И откуда-то издалека тонкий капризный голос старого знакомого, вьющийся около обманчиво спокойствия всемилостивейшей, тонкий капризный голос:

– Истерическим росчерком голые скользкие ветки перекрыли дорогу и ветхую плесень небес. Не кончается влага в чернильнице, и у беседки в опустевшем саду под кустами скрывается бес.

Бокалы плывут над столом.

– Выпьем за поэзию и за предмет поэзии – женщину! – Не предмет, дорогой, а источник! – Пьем за источник… – И за жажду! – Совершенно бессмысленный тост, а впрочем, как угодно…

Лица гостей удлиняются, переливаются, искажаясь во взметнувшихся бокалах, собираются в трепещущий горячий шар над столом, шар взрывается, осколки разлетаются с хрустальным звоном, дыхание мое останавливается, но я сразу же прихожу в себя от вспыхнувшего в моих глазах лица Юлии. Я прослушал, я не понимаю происходящего, всемилостивейшая держит мою руку и не пускает.

– Пусть она уходит, ей просто стало дурно…

Я что-то произнес? Свояченица, почти касаясь моего уха губами, шепчет: – «Не делай глупостей, дай ей уйти…»

7

Отчего так мрачен, словно Сатурн,
где шутки легкокрылые твои,
шелестевшие в рощах Эрота? —
заговорили обступившие меня Арей,
Лициний, Альбий, Септимий, Помпей.
Чашу Цекуба я отстранил:
Жажду иного напитка. —
Рассмеялись друзья. О каком напитке
веду я речь? Стали предлагать название
напитку: Податливость Лаиды,
Неутолимость Октавии, Нежность Левкатиды,
Невинность Люцины, Стыдливость Лесбии,
Неукротимость Латонии.

Неужели, я обречена все замечать, даже если какой-то высшей силой установлена идиллия, я не пропускаю ни единого лишнего значения, собираю терпеливо, лепесток к лепестку, а ночью, надышавшись дурмана составленного букета, задыхаюсь, меня душит ясность, я вижу все и предвижу, но не вмешиваюсь, потому что невозможно самой придумать себе светлую роль, на светлых одеждах окажутся серые пятна неведомых мне помыслов, и тогда не убежать, не скрыться – участвовать до конца и может, будет суждено подать милой сестре моей сладкую отраву всезнания и всевидения?

Они сознаются друг другу только в несущественном и лгут, весело притворяясь детьми, влюбленными в шалости.

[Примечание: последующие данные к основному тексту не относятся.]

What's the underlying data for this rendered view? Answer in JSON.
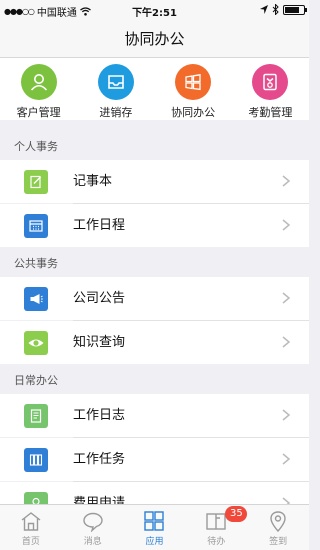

И я люблю ее, прощая знакомое мне, и я могу любить его за то, что незнакомо мне, но понятно… Я могу жить рядом с ними и благословлять сегодняшний покой, но завтра уже наступило, и не один его взгляд, влюбленный и древний, на испугавшуюся этого взгляда Юлию был причиной мучительного скандала тем далеким майским вечером…

Она так боится умереть, чтобы эти же люди обсуждали трагедию и сочувствовали мужу и мне. У бедной моей сестренки совсем нет сил бояться забвения. Ей мало даже моей любви, а я не смогу жить после нее, не переживу и одной ночи.

Какая нелепость эти люди, приходившие постоянно в гости, и они виноваты в случившемся, и даже признающийся во всем автопортрет с перевязанным ухом и больным взглядом, к чему теперь терзать себя и окружающих, его тоже забудут.

Только несколько месяцев прошло, а моя болезнь вернулась, я не могу прожить и дня без горькой усмешки, не могу самый обыденный разговор не увенчать сарказмом. Я моложе сестры, но стану старше, если не соберусь вовремя…

Как-то весной мы прогуливались с сестрой в парке и почти не разговаривали, только улыбались. И какой-то незнакомец, подойдя к нам, отчетливо произнес: «Улыбайтесь, всему свое время», – и ушел, не дожидаясь нашего движения. Я хотела его окликнуть, но сестра коснулась меня рукой и сказала:

– Где-то я видела этого человека, видела зимой…

И никакие мои уверения в случайности и бессмысленности происшедшего не смогли ее убедить, оттолкнуть от закатной грусти.